Do you have any funny backstage stories from Beetlejuice?

It would truly be impossible to choose a story without incriminating somebody, but we had a great time backstage. We all really enjoy each other which is what made the show so special.

What was it like to perform at the Tony Awards and the Macy's Thanksgiving Day Parade?

For the TONY's, I've tried to describe this before, and the best way is that it's this sort of tangible energy of 120 performers' having their dream coming true at the exact same time. The sense of community is unreal. Each show is cheering the other because every performer knows it's like catching lightning in a bottle to be there.

The parade was genuinely the most exciting thing for our cast. We truly lost our minds. That was my first introduction to musicals as a kid and it was the coldest, earliest, best experience. You're on holiday schedule, so you've done like, 10 shows already that week, and your alarm goes off at 3:30am for your 4:45am wig time and you truly do not feel it because you're so excited.

What do you hope for the future of the theatre industry?
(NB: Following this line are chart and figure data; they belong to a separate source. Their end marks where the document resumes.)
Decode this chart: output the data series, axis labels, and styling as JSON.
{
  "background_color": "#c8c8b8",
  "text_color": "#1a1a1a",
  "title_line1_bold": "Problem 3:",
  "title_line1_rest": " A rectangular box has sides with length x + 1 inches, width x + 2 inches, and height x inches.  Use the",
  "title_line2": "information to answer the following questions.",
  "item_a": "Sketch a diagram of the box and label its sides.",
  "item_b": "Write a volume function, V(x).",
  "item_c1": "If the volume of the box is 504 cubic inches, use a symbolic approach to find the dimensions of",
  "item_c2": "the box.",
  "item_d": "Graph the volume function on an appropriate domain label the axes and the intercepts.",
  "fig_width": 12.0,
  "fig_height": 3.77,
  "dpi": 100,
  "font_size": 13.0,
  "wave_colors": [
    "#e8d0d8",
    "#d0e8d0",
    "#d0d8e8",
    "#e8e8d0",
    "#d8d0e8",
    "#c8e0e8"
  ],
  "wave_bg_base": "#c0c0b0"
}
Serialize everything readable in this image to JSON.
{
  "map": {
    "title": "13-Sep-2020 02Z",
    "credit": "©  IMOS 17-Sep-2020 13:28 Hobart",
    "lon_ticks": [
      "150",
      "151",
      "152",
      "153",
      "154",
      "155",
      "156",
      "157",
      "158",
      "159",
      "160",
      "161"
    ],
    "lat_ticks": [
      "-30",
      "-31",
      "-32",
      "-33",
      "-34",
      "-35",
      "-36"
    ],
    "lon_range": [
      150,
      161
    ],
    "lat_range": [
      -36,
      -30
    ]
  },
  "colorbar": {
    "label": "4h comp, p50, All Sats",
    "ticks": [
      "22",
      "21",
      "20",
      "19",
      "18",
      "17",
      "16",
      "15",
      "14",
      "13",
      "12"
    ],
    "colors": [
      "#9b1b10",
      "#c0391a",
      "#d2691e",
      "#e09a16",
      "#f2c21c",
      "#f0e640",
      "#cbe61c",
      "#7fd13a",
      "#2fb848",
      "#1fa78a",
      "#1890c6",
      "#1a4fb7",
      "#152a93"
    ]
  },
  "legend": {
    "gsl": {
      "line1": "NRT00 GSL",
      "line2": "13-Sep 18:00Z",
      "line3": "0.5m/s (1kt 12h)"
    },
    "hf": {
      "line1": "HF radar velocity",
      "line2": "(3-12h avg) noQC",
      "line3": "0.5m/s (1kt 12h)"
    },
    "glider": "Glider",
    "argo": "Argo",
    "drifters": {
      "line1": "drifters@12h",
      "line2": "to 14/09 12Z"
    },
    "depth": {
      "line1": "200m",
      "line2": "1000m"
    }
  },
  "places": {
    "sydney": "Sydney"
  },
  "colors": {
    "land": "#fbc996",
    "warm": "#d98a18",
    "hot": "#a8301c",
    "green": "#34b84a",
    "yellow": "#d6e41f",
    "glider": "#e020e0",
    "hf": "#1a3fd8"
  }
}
I hope for a more equitable, just and safe industry. I hope companies come together and hold each other accountable to the work we've all promised to continue doing. I hope we vow not only to protect and advocate for our current friends and colleagues, but to also make sure we address accessibility and start paving the way for future artists to enter a space that is better than the one we inherited.

What advice would you give to young performers?

Learn how to reframe the word "no" for yourself into "not this time." Remember that at the end of the day, all people in the room want to see is a piece of your heart and who you are. If you have done that, your audition will have been successful. Booking the job has so many factors that are beyond your control, but I promise, people remember a good, smart and grounded audition for other projects later.

Also, remember to take the work, but not yourself, seriously. Those are always the best people to work with.

If you could be in any technical or creative role, what would it be and why?

I love seeing someone new that totally blows me away, so I think I'd enjoy the casting process.

What is your dream role?

Of current shows right now, I'd love to do Anne Boleyn in SIX at some point in some company literally anywhere. But after this last year, my dream is to walk through any stage door and go to work, laugh with my castmates and have a shared experience with a live audience. It is something I will never take for granted.